Nuestro hospedaje, de lo más hogareño. Convivimos en una casa que se alquila a turistas y que mira a la costa. Estábamos en la tierra del despojo, el mito, del siglo y medio de la ocupación. Un territorio extraño, casi hostil, un viento áspero, con un clima cambiante, y al mismo tiempo, fascinante en cuanto a percibir las sensaciones de los ex soldados y escuchar anécdotas noche y día. “Yo era helicoterista”, repetía Luis, con su gran abdomen, pelo bien corto entrecano, afeitado, y un tatuaje de las Islas Malvinas con el escudo de Aviación del Ejército en un brazo. Era de pocas palabras, práctico, directo, en sus ojos la expresión era de melancolía.
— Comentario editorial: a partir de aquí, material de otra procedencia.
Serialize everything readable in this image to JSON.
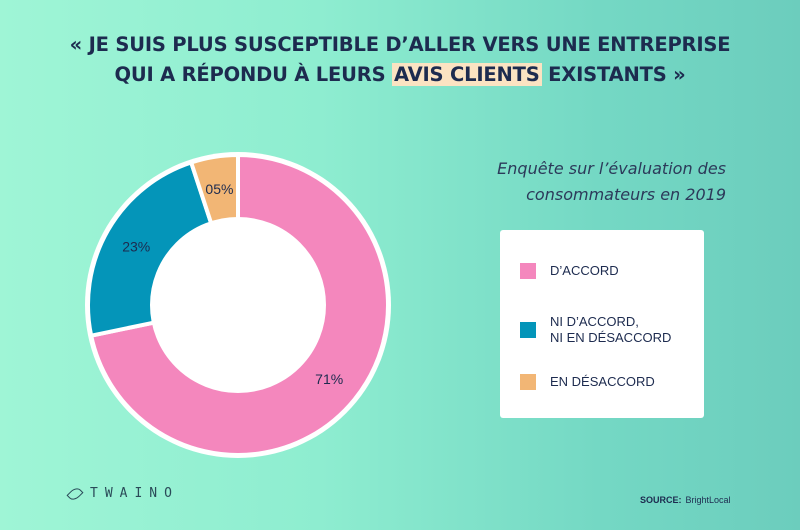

Vagamos por el pueblo de Port Stanley, unos dos kilómetros de frente y cinco de fondo, creo que no más. Salimos por los caminos asfaltados y de piedras. Había que tener cuidado con las banderas argentinas porque ofenden, nos advertían. La quietud y la tranquilidad envuelven hasta asfixiar. Los kelpers creo que ni nos miraban. Eramos unos turistas más.
Caminando se encontraba un busto de Margaret Tacher, un monumento a los caídos británicos recordados con amapolas plásticas. Las casas todas bajas, estilo riguroso, hay de madera o plásticas, con techos a dos aguas y jardines simétricos y sus flores que protegen del cruel clima con techos de vidrio. Las banderas británicas y de las Falklands en los autos, jardines, monumentos marcaban la cancha. Había cierta desconfianza con la presencia de los activistas de DD.HH. y lo insinuaban.
En los montes donde hubo batalla pisábamos helechos diminutos, musgo verde y plantas prehistóricas ilustradas en los libros del colegio. En varias ocasiones nos hundíamos en la turba y se empapaba el calzado.
El 1 de abril último lo llamé a Luis al teléfono para conocer sobre el acto en la plaza Belgrano. Me avisó que estaba con una tos y que decidió que mejor era quedarse en su casa. Un carraspeo se coló por el aparato. El fin de semana pasado me avisaron por un mensaje al celular de la muerte de Luis. Era otra vez noticia.